OpenAI’s testimony offers a glaring example of how the government’s remedies could crown new winners. Nick Turley, OpenAI’s head of product, revealed ambitions to buy Chrome for an “AI-first” browser and secure Google’s search index to bypass building their own. OpenAI isn’t a scrappy startup—it’s a $300 billion juggernaut with an 85% grip on web chatbots. As Turley told his team, “we have what we need to win.” Yet, the DOJ’s proposals would hand Google’s hard-earned assets to OpenAI, from Chrome’s 66% browser market share to a search index built with decades of hard work and billions in investment by Google.

OpenAI is simply navigating a landscape the DOJ created. No private company would pass up a government-mandated shortcut to power. But that’s the problem: the DOJ’s remedies don’t level the playing field—they tilt it toward well-funded rivals who don’t need the boost. Forcing Google to share its search index or sell Chrome doesn’t empower small innovators; it gifts assets to huge competitors like OpenAI, potentially creating new gatekeepers. This isn’t consumer protection—it’s government-orchestrated restructuring of the market that presents the DOJ as a central economic planner.

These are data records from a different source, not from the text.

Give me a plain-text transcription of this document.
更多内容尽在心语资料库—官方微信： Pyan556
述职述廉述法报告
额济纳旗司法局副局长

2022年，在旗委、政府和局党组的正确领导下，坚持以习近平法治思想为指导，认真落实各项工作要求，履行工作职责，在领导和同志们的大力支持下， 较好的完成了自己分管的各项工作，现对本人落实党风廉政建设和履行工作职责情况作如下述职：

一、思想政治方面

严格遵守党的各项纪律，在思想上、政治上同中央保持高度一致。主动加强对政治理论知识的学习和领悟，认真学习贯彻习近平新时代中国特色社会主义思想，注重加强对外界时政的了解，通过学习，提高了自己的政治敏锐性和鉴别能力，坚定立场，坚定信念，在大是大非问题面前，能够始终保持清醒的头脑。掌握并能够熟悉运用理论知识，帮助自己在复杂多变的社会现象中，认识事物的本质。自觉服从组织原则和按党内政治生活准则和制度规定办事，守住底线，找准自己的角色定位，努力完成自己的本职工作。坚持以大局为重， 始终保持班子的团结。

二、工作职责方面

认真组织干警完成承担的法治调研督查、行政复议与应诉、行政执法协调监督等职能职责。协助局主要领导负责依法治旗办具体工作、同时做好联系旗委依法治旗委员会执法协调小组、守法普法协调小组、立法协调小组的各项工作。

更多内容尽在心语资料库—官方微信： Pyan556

For those concerned about choice and competition in tech, we can see markets already opening up without big government intervention. Google’s VP of Global Partnerships, Peter Fitzgerald, testified that new agreements with Samsung, Motorola, AT&T and Verizon allow partners to promote rival search and AI tools. Motorola, for instance, bundles Perplexity and Microsoft’s Copilot alongside Google’s Gemini on new devices. If competitors can access the market without forced divestitures, why is the DOJ pushing remedies that reshape industries to favor players like OpenAI? It’s a sign that consumer welfare has taken a backseat to a political crusade against “big tech,” and in this instance, Google.The Google trial is a wake-up call. When antitrust becomes a tool for government design, it betrays its purpose. OpenAI’s potential windfall—Chrome, Google’s index or both—shows how far we’ve strayed from fostering competition. It’s time to refocus on what matters: letting markets, driven by consumer choice, decide who wins.